On this day’s visit my two companions and I ordered the Sotto Marino sandwich, the Scamorze pizza, and a sandwich special. The Sotto Marino consisted of capocolla (the sweet, not spicy variety), salami, prosciutto, roasted red peppers and arugula on Foccacia bread. It was served with a side of herb olive oil, which was necessary as the sandwich itself was pretty dry. But the meats were sliced paper-thin and were quite tasty; unfortunately the red peppers were too overpowering and overshadowed the meats, and the bread was a little too herb-infused. The thin-crusted Scamorze pizza was topped with smoked chicken, grilled tomatoes, leeks, Kalamata olives and smoked mozzarella. I was a little worried that having smoked chicken and smoked cheese might be a little too much, but the dish was perfectly balanced. The chicken was beautifully cooked – it was tender and flavorful, and although I saw no evidence of the tomatoes being grilled, they were fresh and juicy and complimented the smoky cheese and chicken perfectly. The sandwich special featured smoked turkey, bacon, yellow tomatoes and arugula with a basil mayo on wheat bread. I suggested to our server that this item should become a permanent addition to their menu. The flavors melded together wonderfully; the sweet tomato and peppery arugula matched delectably with the thick, salty bacon and the smoky turkey, and the basil mayo provided a nice herby finish.
While the portions were certainly not on the small side, we saved room to try a couple of desserts – the tiramisu and an apple cobbler special. Milano makes all of their desserts in-house, and after one bite that was very evident. The tiramisu was one of the best I’ve had in recent memory – the texture was the epitome of smooth. The brandy and espresso were added with the utmost care – the flavors were there but not overdone. It was creatively served in a glass mug, the plate dusted with cocoa powder and accompanied by a fresh strawberry. If you’re a tiramisu fan, a visit to Milano for only that reason would be completely justified. The apple cobbler was also obviously homemade – the top layer was crunchy but tender, and the warm apples inside were delicately sweetened. The vanilla gelato on top melted into the cobbler in a delicious way.

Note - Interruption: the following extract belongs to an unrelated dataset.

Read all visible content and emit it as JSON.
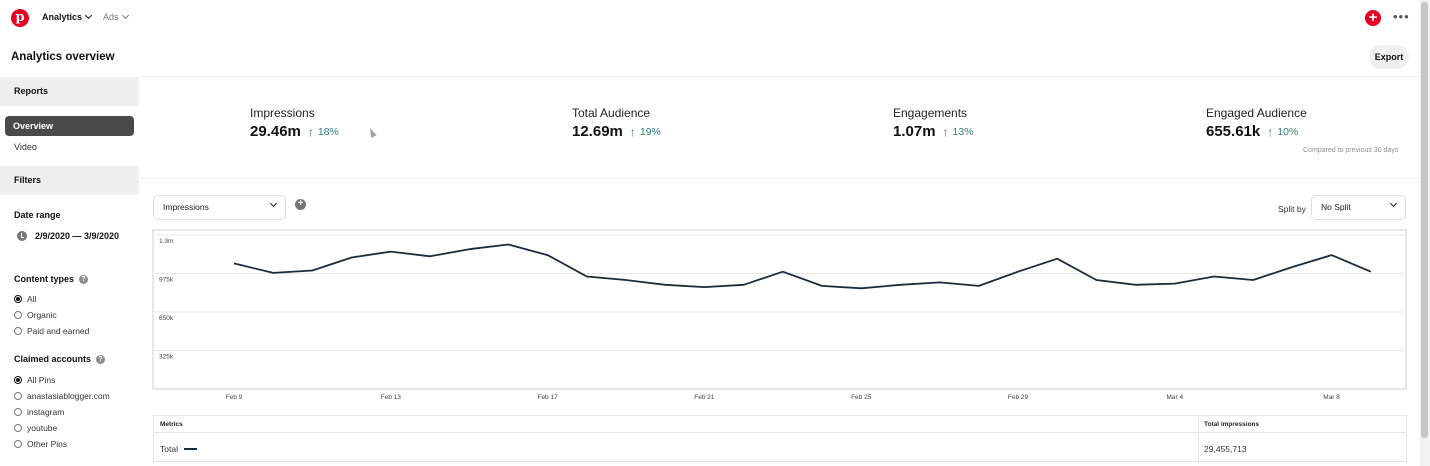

The downside to our visit was the service – the restaurant was not particularly busy, but our server still managed to take longer than necessary to take our order and refill our drinks later. And for some reason the two sandwiches were served about 10 minutes before the pizza came out, without explanation.
The dinner menu runs the spectrum of classic Italian food, with a variety of beef, chicken, seafood and veal dishes along with traditional pastas and pizzas. Some unexpected items include the granchio torta,a crab cake with a cucumber slaw; the arrosito anatra, a roasted duck breast with fig jam & balsamic glaze, served with mascarpone polenta; and rigatoni alla spezzatino di vitello, a braised veal stew with red onions, mushrooms, roasted red peppers and marsala & sage cream sauce on rigatoni. Entrees range from $13-$29, with pizza and pastas offered in regular or small sizes.
So if you’re sick of your usual Italian restaurant and want to try something new, Milano is a good place to start.
The MHK gives Milano 3.5 out of 5 stars!